Implementation Details

Tiered Model Resolution

The inherited resolveConfig() method from BaseAiProvider resolves the appropriate model for the task tier. Unlike cloud providers which use different model families for each tier, Ollama defaults all tiers to the same model (ministral-3:8b) since model availability depends on what the user has pulled locally:

  • Simple tier: ministral-3:8b -- tags, short descriptions, quick classifications.
  • Medium tier: ministral-3:8b -- listings, summaries, content reformatting.
  • Complex tier: ministral-3:8b -- full page generation and multi-step analysis.
  • Default: ministral-3:8b -- fallback for unspecified tiers.
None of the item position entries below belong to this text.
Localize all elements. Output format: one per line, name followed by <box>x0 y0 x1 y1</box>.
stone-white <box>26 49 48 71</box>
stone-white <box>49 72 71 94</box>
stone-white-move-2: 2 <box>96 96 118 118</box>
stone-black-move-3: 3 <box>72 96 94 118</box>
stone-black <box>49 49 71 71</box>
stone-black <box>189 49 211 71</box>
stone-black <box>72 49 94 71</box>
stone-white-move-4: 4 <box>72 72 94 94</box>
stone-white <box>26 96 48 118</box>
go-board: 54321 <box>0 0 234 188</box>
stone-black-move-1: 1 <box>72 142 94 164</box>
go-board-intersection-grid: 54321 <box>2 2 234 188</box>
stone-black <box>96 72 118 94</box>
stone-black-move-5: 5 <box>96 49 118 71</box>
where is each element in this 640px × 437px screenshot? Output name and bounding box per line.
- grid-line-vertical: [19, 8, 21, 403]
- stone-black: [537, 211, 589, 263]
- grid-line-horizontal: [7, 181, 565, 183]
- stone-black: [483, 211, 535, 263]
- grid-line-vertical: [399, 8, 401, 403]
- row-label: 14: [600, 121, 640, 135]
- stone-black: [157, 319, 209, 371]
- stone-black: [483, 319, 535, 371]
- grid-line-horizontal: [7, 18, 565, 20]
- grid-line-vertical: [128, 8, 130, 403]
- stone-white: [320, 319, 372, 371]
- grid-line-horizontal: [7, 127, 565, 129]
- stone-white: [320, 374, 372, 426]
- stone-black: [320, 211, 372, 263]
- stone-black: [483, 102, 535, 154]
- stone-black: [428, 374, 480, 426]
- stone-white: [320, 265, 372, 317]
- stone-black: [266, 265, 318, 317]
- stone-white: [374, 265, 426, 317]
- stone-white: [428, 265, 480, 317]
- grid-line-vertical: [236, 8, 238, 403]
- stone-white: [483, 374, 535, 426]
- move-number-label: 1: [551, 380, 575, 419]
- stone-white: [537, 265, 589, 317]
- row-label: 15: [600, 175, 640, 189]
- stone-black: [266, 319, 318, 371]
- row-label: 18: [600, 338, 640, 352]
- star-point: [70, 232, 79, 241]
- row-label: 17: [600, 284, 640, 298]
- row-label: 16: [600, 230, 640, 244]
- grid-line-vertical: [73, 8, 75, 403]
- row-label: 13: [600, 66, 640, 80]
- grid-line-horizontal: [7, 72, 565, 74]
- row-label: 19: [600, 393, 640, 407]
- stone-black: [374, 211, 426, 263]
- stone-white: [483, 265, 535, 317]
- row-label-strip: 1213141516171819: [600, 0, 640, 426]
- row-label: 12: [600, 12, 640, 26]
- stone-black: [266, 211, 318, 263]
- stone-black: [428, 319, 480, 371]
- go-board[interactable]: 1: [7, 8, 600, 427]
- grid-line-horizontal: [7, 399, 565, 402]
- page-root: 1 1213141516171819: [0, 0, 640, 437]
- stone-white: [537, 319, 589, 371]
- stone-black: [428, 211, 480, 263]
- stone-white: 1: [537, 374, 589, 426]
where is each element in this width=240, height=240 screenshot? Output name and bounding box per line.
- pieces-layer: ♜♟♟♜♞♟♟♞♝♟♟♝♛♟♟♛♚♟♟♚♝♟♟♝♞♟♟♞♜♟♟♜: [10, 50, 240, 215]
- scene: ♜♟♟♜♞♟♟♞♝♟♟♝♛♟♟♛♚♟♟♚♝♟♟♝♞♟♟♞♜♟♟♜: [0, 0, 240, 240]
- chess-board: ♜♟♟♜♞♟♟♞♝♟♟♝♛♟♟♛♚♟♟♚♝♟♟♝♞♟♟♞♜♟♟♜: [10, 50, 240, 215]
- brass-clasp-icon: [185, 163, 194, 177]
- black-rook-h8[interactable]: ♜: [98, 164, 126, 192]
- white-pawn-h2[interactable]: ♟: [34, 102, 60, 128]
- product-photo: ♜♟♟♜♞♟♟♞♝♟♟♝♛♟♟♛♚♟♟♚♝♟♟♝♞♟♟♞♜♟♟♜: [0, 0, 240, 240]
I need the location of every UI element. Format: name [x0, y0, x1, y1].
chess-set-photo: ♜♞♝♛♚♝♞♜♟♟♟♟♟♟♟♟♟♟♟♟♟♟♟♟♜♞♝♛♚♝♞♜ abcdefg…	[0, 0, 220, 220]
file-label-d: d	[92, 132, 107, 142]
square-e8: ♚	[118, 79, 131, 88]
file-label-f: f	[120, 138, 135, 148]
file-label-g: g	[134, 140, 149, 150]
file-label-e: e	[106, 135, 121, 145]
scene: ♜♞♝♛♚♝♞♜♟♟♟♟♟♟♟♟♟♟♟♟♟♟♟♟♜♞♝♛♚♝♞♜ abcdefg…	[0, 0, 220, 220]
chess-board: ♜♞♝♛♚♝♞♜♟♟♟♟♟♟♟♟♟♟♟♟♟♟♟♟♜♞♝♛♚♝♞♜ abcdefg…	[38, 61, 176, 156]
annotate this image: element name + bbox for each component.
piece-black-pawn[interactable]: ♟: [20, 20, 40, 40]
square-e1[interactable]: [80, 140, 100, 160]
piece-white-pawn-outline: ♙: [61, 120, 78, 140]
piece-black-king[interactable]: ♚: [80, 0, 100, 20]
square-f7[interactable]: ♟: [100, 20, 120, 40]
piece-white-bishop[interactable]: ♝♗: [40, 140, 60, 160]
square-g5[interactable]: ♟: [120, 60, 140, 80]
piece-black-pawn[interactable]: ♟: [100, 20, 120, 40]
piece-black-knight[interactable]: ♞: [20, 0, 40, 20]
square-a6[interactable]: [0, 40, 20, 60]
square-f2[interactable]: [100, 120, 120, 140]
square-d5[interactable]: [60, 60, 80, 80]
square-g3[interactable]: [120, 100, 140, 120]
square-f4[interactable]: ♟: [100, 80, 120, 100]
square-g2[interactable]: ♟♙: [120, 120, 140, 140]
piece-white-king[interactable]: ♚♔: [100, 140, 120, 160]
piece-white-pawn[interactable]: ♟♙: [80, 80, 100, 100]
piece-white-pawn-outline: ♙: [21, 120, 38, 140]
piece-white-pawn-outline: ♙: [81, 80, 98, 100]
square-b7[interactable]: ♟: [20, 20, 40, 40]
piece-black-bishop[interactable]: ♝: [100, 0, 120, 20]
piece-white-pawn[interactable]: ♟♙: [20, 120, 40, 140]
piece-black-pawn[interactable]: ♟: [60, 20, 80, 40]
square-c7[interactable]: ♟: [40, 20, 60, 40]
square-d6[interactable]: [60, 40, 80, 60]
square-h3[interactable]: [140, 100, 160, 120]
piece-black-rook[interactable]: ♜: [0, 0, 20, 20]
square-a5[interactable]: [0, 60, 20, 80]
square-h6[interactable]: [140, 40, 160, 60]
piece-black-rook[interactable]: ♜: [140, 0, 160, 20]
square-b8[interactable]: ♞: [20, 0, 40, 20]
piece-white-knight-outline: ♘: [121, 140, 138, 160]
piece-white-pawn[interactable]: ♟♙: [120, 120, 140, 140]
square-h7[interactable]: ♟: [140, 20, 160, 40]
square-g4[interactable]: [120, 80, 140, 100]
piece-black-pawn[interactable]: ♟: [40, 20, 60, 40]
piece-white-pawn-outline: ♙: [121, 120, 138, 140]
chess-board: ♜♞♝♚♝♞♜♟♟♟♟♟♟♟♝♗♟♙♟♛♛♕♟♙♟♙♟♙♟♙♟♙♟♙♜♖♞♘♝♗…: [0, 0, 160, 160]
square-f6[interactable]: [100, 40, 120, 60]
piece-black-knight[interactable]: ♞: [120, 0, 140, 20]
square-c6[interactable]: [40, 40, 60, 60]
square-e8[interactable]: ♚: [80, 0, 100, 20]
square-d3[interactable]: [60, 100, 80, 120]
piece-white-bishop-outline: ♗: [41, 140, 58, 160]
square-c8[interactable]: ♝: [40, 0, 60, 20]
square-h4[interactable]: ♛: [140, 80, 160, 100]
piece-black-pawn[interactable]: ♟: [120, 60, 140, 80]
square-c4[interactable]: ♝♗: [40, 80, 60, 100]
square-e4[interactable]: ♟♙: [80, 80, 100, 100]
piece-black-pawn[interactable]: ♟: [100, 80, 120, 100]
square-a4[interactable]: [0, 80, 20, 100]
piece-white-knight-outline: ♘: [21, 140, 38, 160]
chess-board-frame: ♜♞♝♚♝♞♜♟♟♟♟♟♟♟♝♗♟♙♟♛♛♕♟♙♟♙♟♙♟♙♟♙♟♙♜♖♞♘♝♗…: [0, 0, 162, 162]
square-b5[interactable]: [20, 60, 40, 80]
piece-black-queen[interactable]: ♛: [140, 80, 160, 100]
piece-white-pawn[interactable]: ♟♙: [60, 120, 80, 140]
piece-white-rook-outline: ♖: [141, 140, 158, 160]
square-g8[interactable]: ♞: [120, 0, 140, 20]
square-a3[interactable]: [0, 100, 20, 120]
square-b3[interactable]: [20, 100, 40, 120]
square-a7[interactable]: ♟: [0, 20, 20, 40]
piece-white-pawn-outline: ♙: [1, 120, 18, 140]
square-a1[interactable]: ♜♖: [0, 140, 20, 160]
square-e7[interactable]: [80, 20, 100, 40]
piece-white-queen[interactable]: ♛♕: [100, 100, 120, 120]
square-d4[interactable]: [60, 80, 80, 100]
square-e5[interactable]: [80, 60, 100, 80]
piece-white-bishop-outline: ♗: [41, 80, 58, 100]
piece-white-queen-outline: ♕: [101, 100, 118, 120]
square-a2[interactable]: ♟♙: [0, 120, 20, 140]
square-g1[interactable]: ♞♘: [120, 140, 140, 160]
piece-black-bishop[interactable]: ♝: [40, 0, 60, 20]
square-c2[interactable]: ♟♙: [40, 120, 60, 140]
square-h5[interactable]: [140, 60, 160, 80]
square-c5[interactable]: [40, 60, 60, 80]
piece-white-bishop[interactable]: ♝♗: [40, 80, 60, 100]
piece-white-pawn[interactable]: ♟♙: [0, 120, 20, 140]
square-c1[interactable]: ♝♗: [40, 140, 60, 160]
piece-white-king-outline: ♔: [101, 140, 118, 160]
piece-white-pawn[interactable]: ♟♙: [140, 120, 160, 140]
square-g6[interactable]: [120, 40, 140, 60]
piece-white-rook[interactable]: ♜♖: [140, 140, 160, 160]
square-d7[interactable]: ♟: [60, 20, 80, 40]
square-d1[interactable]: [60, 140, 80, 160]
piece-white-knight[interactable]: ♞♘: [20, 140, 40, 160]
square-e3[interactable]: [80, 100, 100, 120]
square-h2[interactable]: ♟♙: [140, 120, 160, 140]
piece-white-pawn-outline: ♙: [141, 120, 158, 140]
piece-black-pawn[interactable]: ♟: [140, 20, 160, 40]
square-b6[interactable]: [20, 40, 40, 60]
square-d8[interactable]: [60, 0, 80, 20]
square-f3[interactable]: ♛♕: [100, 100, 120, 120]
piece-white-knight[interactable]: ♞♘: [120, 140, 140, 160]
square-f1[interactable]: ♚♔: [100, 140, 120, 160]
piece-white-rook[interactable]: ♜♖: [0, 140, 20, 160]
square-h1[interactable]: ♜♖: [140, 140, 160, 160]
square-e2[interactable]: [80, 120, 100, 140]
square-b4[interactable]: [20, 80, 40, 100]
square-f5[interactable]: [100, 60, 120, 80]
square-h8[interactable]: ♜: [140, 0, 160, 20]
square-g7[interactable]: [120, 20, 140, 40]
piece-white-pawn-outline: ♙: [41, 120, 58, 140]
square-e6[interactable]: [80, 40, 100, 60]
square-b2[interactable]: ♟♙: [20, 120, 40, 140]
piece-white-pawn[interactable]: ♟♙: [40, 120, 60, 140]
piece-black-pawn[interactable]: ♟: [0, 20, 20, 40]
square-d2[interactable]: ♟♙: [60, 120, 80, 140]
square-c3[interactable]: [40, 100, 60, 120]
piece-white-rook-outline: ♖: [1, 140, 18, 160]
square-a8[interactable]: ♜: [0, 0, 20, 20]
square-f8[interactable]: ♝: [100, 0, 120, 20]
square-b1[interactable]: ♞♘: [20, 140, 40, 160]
Users are expected to customize these tiers based on their locally available models.

OpenAI-Compatible API

Ollama exposes an OpenAI-compatible /v1 endpoint. The plugin leverages this by configuring AiOperations with providerType: 'ollama', which tells LangChain to use the OpenAI-compatible client pointed at the Ollama base URL. This means the plugin benefits from the same request/response handling as the OpenAI plugin without needing a dedicated Ollama SDK.

Default API Key

The API key defaults to 'ollama' in both the settings schema and the AiOperations initialization. This is a placeholder value since standard Ollama installations do not require authentication. Users only need to change this if they have placed their Ollama server behind an authentication proxy.

Embedding Support

Unlike Anthropic, the Ollama plugin fully supports embeddings. The createEmbedding method delegates directly to AiOperations.createEmbedding. Users must ensure an embedding-capable model (such as nomic-embed-text) is available on their Ollama server and configured as the model for embedding requests.

Health Check

The healthCheck method always returns { status: 'healthy' } as a simple readiness indicator. Actual server connectivity is verified through isAvailable, which calls AiOperations.testConnection and returns false on any failure.

Usage Examples

// Non-streaming chat completion with Ollama
const response = await ollamaPlugin.createChatCompletion({
messages: [
{ role: 'system', content: 'You are a work content writer.' },
{ role: 'user', content: 'Write a description for Acme Corp.' }
],
settings: {
baseUrl: 'http://localhost:11434/v1',
defaultModel: 'llama3.1:8b'
}
});

// Streaming chat completion
for await (const chunk of ollamaPlugin.createStreamingChatCompletion({
messages: [{ role: 'user', content: 'Summarize this company...' }],
settings: { baseUrl: 'http://localhost:11434/v1' }
})) {
process.stdout.write(chunk.content || '');
}

// Generate embeddings
const embedding = await ollamaPlugin.createEmbedding({
input: 'AI-powered work builder',
settings: {
baseUrl: 'http://localhost:11434/v1',
defaultModel: 'nomic-embed-text'
}
});

// List available models
const models = await ollamaPlugin.listModels({
baseUrl: 'http://localhost:11434/v1'
});

// Check server availability
const available = await ollamaPlugin.isAvailable({
baseUrl: 'http://localhost:11434/v1'
});

Rate Limiting & Quotas

  • No API rate limits: Ollama runs locally, so there are no external rate limits or per-request costs.
  • Hardware-bound: Throughput is limited by the server's hardware (CPU, GPU, memory). Running multiple concurrent requests on resource-constrained hardware may cause queuing or out-of-memory errors.
  • Max tokens: Defaults to 4,096 per response, configurable via the maxTokens setting.
  • Context window: Reported as 128,000 tokens via getCapabilities(). Actual context length depends on the specific model.
  • The plugin does not implement internal rate-limit or queue management.

Error Handling

  • Plugin not loaded: All methods throw Error('Ollama plugin not loaded') if called before onLoad. The isAvailable method returns false instead of throwing.
  • Connection failures: isAvailable calls testConnection and returns false if the Ollama server is unreachable, the URL is misconfigured, or the server returns an error.
  • Model not found: If the requested model is not pulled on the Ollama server, the error from Ollama propagates through LangChain to the caller.
  • LangChain errors: Errors from the underlying LangChain OpenAI-compatible SDK propagate directly. Common errors include connection refused (server not running) and model not available.